- O diretor executivo da Agência Internacional de Energia disse que a Europa pode ter “uns seis semanas” de combustível para jatos, caso o Irã mantenha o bloqueio no estreito de Hormuz.
- O ingresso de petróleo e gás pela via tem ficado praticamente interrompido desde o início do conflito entre EUA e Israel, afetando o abastecimento global.
- Países pobres de Ásia, África e América Latina seriam os mais impactados; a Europa e as Américas também sofreriam, com possíveis cancelamentos de voos.
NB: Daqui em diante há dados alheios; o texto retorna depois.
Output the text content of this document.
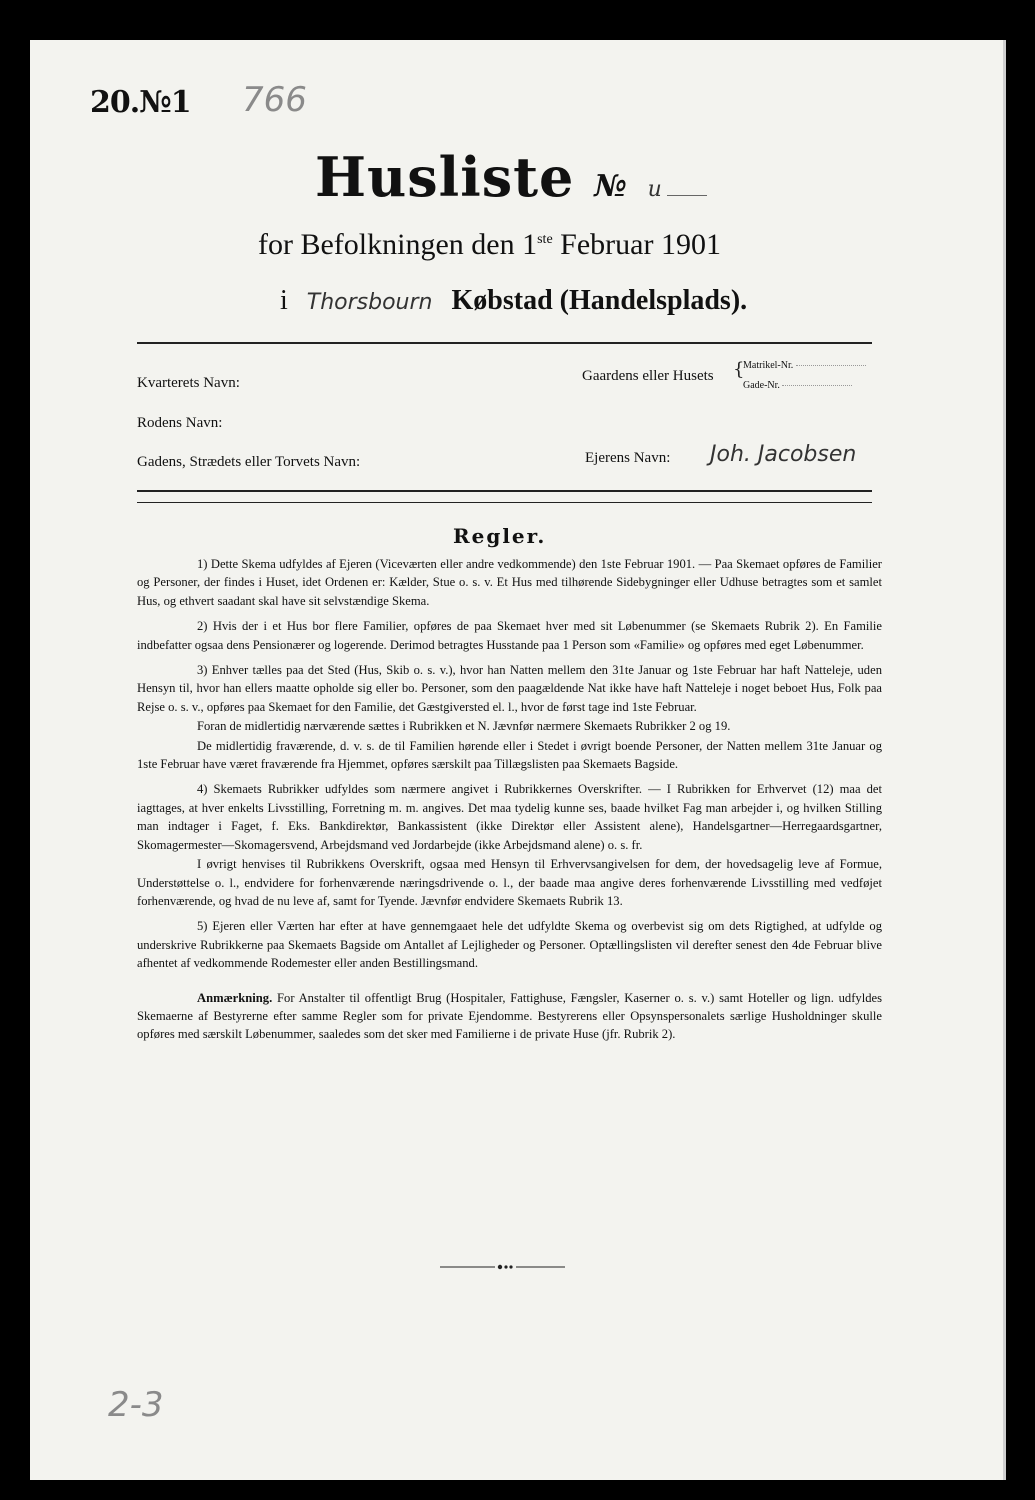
20.№1 766
Husliste № u
for Befolkningen den 1ste Februar 1901
i Thorsbourn Købstad (Handelsplads).
Kvarterets Navn:
Rodens Navn:
Gadens, Strædets eller Torvets Navn:
Gaardens eller Husets {
Matrikel-Nr.
Gade-Nr.
Ejerens Navn: Joh. Jacobsen
Regler.

1) Dette Skema udfyldes af Ejeren (Viceværten eller andre vedkommende) den 1ste Februar 1901. — Paa Skemaet opføres de Familier og Personer, der findes i Huset, idet Ordenen er: Kælder, Stue o. s. v. Et Hus med tilhørende Sidebygninger eller Udhuse betragtes som et samlet Hus, og ethvert saadant skal have sit selvstændige Skema.

2) Hvis der i et Hus bor flere Familier, opføres de paa Skemaet hver med sit Løbenummer (se Skemaets Rubrik 2). En Familie indbefatter ogsaa dens Pensionærer og logerende. Derimod betragtes Husstande paa 1 Person som «Familie» og opføres med eget Løbenummer.

3) Enhver tælles paa det Sted (Hus, Skib o. s. v.), hvor han Natten mellem den 31te Januar og 1ste Februar har haft Nattelejе, uden Hensyn til, hvor han ellers maatte opholde sig eller bo. Personer, som den paagældende Nat ikke have haft Nattelejе i noget beboet Hus, Folk paa Rejse o. s. v., opføres paa Skemaet for den Familie, det Gæstgiversted el. l., hvor de først tage ind 1ste Februar.

Foran de midlertidig nærværende sættes i Rubrikken et N. Jævnfør nærmere Skemaets Rubrikker 2 og 19.

De midlertidig fraværende, d. v. s. de til Familien hørende eller i Stedet i øvrigt boende Personer, der Natten mellem 31te Januar og 1ste Februar have været fraværende fra Hjemmet, opføres særskilt paa Tillægslisten paa Skemaets Bagside.

4) Skemaets Rubrikker udfyldes som nærmere angivet i Rubrikkernes Overskrifter. — I Rubrikken for Erhvervet (12) maa det iagttages, at hver enkelts Livsstilling, Forretning m. m. angives. Det maa tydelig kunne ses, baade hvilket Fag man arbejder i, og hvilken Stilling man indtager i Faget, f. Eks. Bankdirektør, Bankassistent (ikke Direktør eller Assistent alene), Handelsgartner—Herregaardsgartner, Skomagermester—Skomagersvend, Arbejdsmand ved Jordarbejde (ikke Arbejdsmand alene) o. s. fr.

I øvrigt henvises til Rubrikkens Overskrift, ogsaa med Hensyn til Erhvervsangivelsen for dem, der hovedsagelig leve af Formue, Understøttelse o. l., endvidere for forhenværende næringsdrivende o. l., der baade maa angive deres forhenværende Livsstilling med vedføjet forhenværende, og hvad de nu leve af, samt for Tyende. Jævnfør endvidere Skemaets Rubrik 13.

5) Ejeren eller Værten har efter at have gennemgaaet hele det udfyldte Skema og overbevist sig om dets Rigtighed, at udfylde og underskrive Rubrikkerne paa Skemaets Bagside om Antallet af Lejligheder og Personer. Optællingslisten vil derefter senest den 4de Februar blive afhentet af vedkommende Rodemester eller anden Bestillingsmand.

Anmærkning. For Anstalter til offentligt Brug (Hospitaler, Fattighuse, Fængsler, Kaserner o. s. v.) samt Hoteller og lign. udfyldes Skemaerne af Bestyrerne efter samme Regler som for private Ejendomme. Bestyrerens eller Opsynspersonalets særlige Husholdninger skulle opføres med særskilt Løbenummer, saaledes som det sker med Familierne i de private Huse (jfr. Rubrik 2).

2-3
- A procura por reservas de combustível varia entre regiões: Áustria, Bulgária e Polônia têm estoques confortáveis; Reino Unido, Islândia e Países Baixos enfrentam o oposto.
- Alega-se que aumentar o uso de combustível importado dos Estados Unidos pode ser uma solução excepcional, mas há entraves regulatórios, políticos e logísticos para isso.
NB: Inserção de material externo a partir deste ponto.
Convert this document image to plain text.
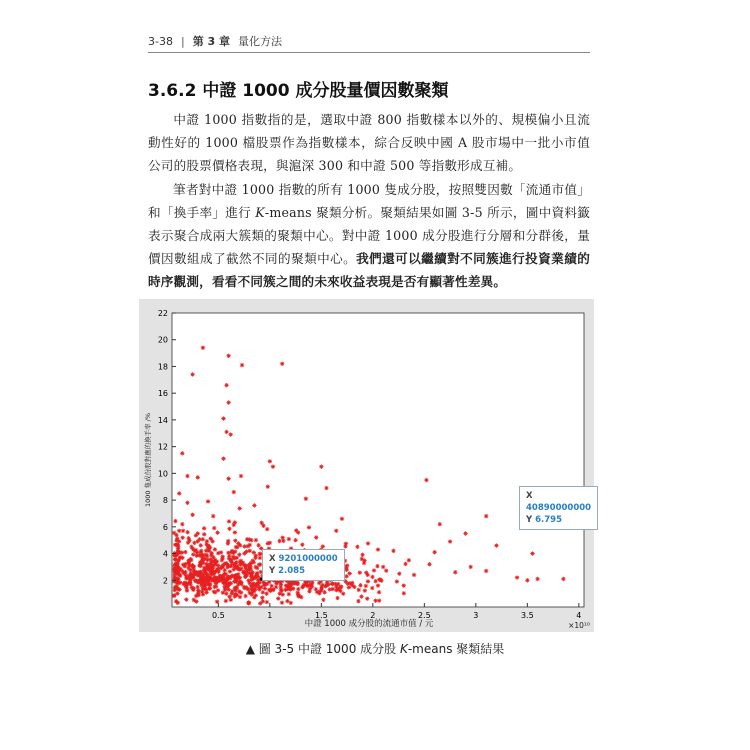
3-38 | 第 3 章 量化方法
3.6.2 中證 1000 成分股量價因數聚類
中證 1000 指數指的是，選取中證 800 指數樣本以外的、規模偏小且流動性好的 1000 檔股票作為指數樣本，綜合反映中國 A 股市場中一批小市值公司的股票價格表現，與滬深 300 和中證 500 等指數形成互補。
筆者對中證 1000 指數的所有 1000 隻成分股，按照雙因數「流通市值」和「換手率」進行 K-means 聚類分析。聚類結果如圖 3-5 所示，圖中資料籤表示聚合成兩大簇類的聚類中心。對中證 1000 成分股進行分層和分群後，量價因數組成了截然不同的聚類中心。我們還可以繼續對不同簇進行投資業績的時序觀測，看看不同簇之間的未來收益表現是否有顯著性差異。
0.5	1	1.5	2	2.5	3	3.5	4
2
4
6
8
10
12
14
16
18
20
22
中證 1000 成分股的流通市值 / 元	×10¹⁰
1000 隻成份股對應的換手率 /%
X 9201000000
Y 2.085
X 40890000000
Y 6.795
▲ 圖 3-5 中證 1000 成分股 K-means 聚類結果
O chefe da Agência Internacional de Energia (IEA) advertiu que a Europa pode ter aproximadamente seis semanas de jet fuel restante, caso o tráfego pelo Estreito de Hormuz permaneça interrompido. Fatih Birol disse que choques de oferta de petróleo, gás e outros insumos vitais podem provocar cancelamentos de voos em breve.
A declaração ocorreu em meio a avisos de que a situação é a mais grave crise energética já enfrentada. Birol falou de impactos globais, destacando que países em desenvolvimento devem sofrer mais de forma inicial, com efeitos chegando à Europa e às Américas.
A crise é associada ao bloqueio quase completo do Estreito de Hormuz desde o início do conflito no Golfo, com ataques que impactam o transporte de petróleo e gás. A condição afeta a disponibilidade de combustível de aviação na região.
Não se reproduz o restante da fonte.